«O amor, dizem, escraviza, a paixão é um demónio e muitos se perderam por amor. Eu sei que isso é verdade, mas também sei que, sem amor, andamos às cegas no túnel das nossas vidas e nunca vemos o Sol.» (p. 199) Ver artigo
Mesmo quando iniciamos a leitura de um livro em branco (leia-se in tabula rasa), como normalmente opto por fazer, há ainda assim uma certa expectativa subjacente, um horizonte que criamos mais ou menos involuntariamente e talvez até de modo inconsciente. Pelo título apenas presumi que se tratasse de um romance biográfico que desse conta do processo de escrita de Frankenstein, um dos livros que mais me marcou na adolescência. A narrativa inicia justamente com um cenário idilíco e uma prosa lírica, quando Mary Shelley caminha nua nas margens do Lago de Genebra em 1816. Contudo, no capítulo seguinte, num Reino Unido pós-Brexit, encontramos Ry Shelley, um médico, numa espécie de convenção ou feira de robótica, que pretende estudar de que forma os robôs afectarão a saúde mental e física dos humanos. Ao longo do livro, as duas histórias alternam, e as personagens de uma época encarnam noutra.
Este romance pretende romper com as convenções, ao mesmo tempo que intenta uma crítica mordaz, divertida, ao limiar da realidade que conhecemos, num mundo que se aproxima cada vez mais do imprevisível. Victor Stein (que partilha o nome do médico do clássico de Mary Shelley), é um investigador da Inteligência Artificial; Ry Shelly, outrora mulher, é um médico transgénero, que fornece partes de corpos humanos a Victor, com quem se envolve numa relação amorosa e sexual que não se pretende classificar; Ron Lord, um empresário que tem em mente criar uma inovadora gama de sex dolls; Polly D, uma jornalista em busca de um furo; e Claire, uma cristã evangélica que consegue ver no trabalho de Victor algo de religioso.

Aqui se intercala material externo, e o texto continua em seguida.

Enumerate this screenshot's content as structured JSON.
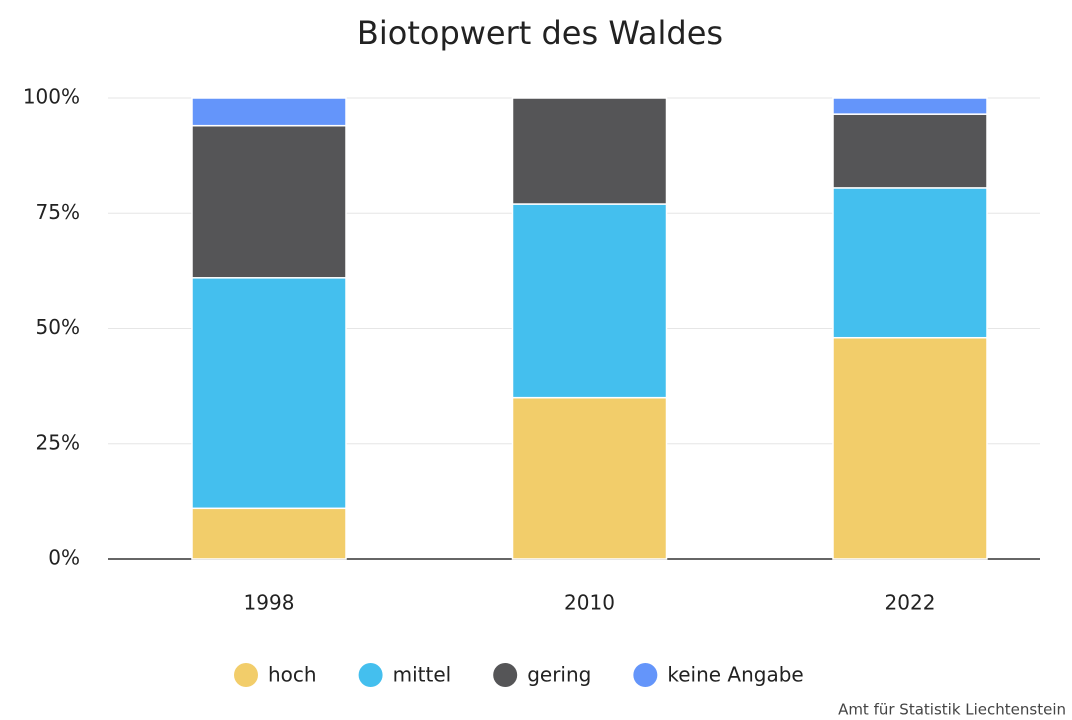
{
  "chart_data": {
    "type": "stacked_bar",
    "title": "Biotopwert des Waldes",
    "categories": [
      "1998",
      "2010",
      "2022"
    ],
    "series": [
      {
        "name": "hoch",
        "color": "#f2cd6a",
        "values": [
          11,
          35,
          48
        ]
      },
      {
        "name": "mittel",
        "color": "#44bfee",
        "values": [
          50,
          42,
          32.5
        ]
      },
      {
        "name": "gering",
        "color": "#555557",
        "values": [
          33,
          23,
          16
        ]
      },
      {
        "name": "keine Angabe",
        "color": "#6495fa",
        "values": [
          6,
          0,
          3.5
        ]
      }
    ],
    "ylim": [
      0,
      100
    ],
    "yticks": [
      {
        "value": 0,
        "label": "0%"
      },
      {
        "value": 25,
        "label": "25%"
      },
      {
        "value": 50,
        "label": "50%"
      },
      {
        "value": 75,
        "label": "75%"
      },
      {
        "value": 100,
        "label": "100%"
      }
    ],
    "grid": true,
    "legend": "bottom",
    "source": "Amt für Statistik Liechtenstein"
  }
}
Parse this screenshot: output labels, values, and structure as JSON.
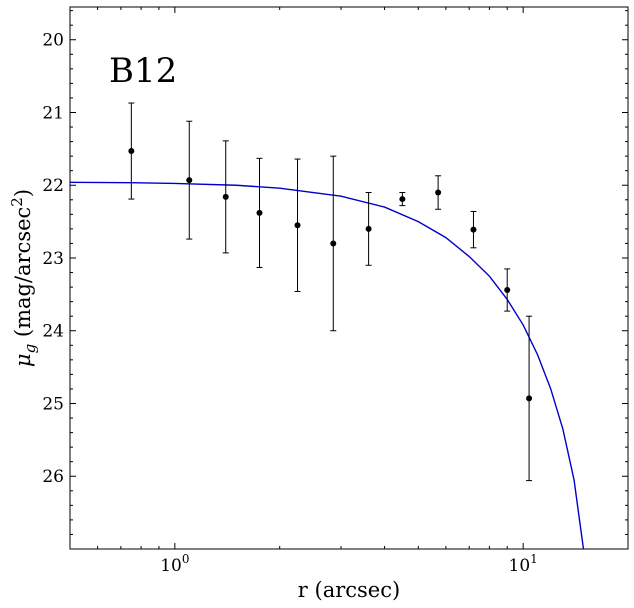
{
  "chart_data": {
    "type": "scatter",
    "annotation": "B12",
    "xlabel": "r (arcsec)",
    "ylabel_base": "μ",
    "ylabel_sub": "g",
    "ylabel_unit_open": " (mag/arcsec",
    "ylabel_unit_sup": "2",
    "ylabel_unit_close": ")",
    "xscale": "log",
    "xlim": [
      0.5,
      20
    ],
    "ylim": [
      27.0,
      19.55
    ],
    "y_inverted": true,
    "grid": false,
    "x_major_ticks": [
      1,
      10
    ],
    "x_tick_labels": [
      {
        "base": "10",
        "exp": "0"
      },
      {
        "base": "10",
        "exp": "1"
      }
    ],
    "y_major_ticks": [
      20,
      21,
      22,
      23,
      24,
      25,
      26
    ],
    "y_tick_labels": [
      "20",
      "21",
      "22",
      "23",
      "24",
      "25",
      "26"
    ],
    "points": {
      "color": "#000000",
      "x": [
        0.75,
        1.1,
        1.4,
        1.75,
        2.25,
        2.85,
        3.6,
        4.5,
        5.7,
        7.2,
        9.0,
        10.4
      ],
      "y": [
        21.53,
        21.93,
        22.16,
        22.38,
        22.55,
        22.8,
        22.6,
        22.19,
        22.1,
        22.61,
        23.44,
        24.93
      ],
      "yerr": [
        0.66,
        0.81,
        0.77,
        0.75,
        0.91,
        1.2,
        0.5,
        0.09,
        0.23,
        0.25,
        0.29,
        1.13
      ]
    },
    "model": {
      "color": "#0000cc",
      "x": [
        0.5,
        0.75,
        1,
        1.5,
        2,
        3,
        4,
        5,
        6,
        7,
        8,
        9,
        10,
        11,
        12,
        13,
        14,
        14.9
      ],
      "y": [
        21.96,
        21.965,
        21.975,
        22.0,
        22.04,
        22.15,
        22.3,
        22.5,
        22.72,
        22.98,
        23.25,
        23.57,
        23.92,
        24.33,
        24.8,
        25.35,
        26.05,
        27.0
      ]
    }
  }
}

É muito particularmente em Ry que parece recair a simpatia da autora, um transgénero que pode aliás ser tomando como transhumano: «Não sou muito alto, com 1,72 metros. A minha constituição é magra. Tenho ancas estreitas e pernas compridas. Quando fiz a mastectomia, não havia muito a remover, e as hormonas já me tinham alterado o peito. Gosto do meu peito como o tenho agora: forte, suave, plano. Uso o cabelo puxado para trás num rabo-de-cavalo, como um poeta do século XVIII. Quando me olho ao espelho, vejo alguém que reconheço. Foi por isso que escolhi não fazer a cirurgia genital. Sou aquilo que sou, mas aquilo que sou não é uma só coisa, um só género. Vivo com a duplicidade.» (p. 84)
Jeanette Winterson entretece neste livro diversas questões actuais, cada uma por si só suficientemente problemática e passível de se ramificar em diversas perguntas existenciais, mas sem querer deter-se demasiado para as aprofundar. A autora pretende sim brincar com este admirável mundo novo onde homens e mulheres preferem robôs que fazem a vez de brinquedos sexuais e de parceiros perfeitos; em que o alcance da imortalidade é uma possibilidade, como em Frankenstein, através da criogenética ou com um simples download dos nossos cérebros para uma cópia de segurança que sobreviva ao nosso corpo e permita um futuro upload num corpo de carbono; em que uma mulher consegue alterar a sua biologia e transformar-se num homem; onde a incerta perfeição da Inteligência Artificial não será, ainda assim, pior que a inteligência humana, até porque num mundo pós-humano, a inteligência artificial vence a raça humana, pois por não ser sentimental tende para os melhores resultados possíveis (p. 71).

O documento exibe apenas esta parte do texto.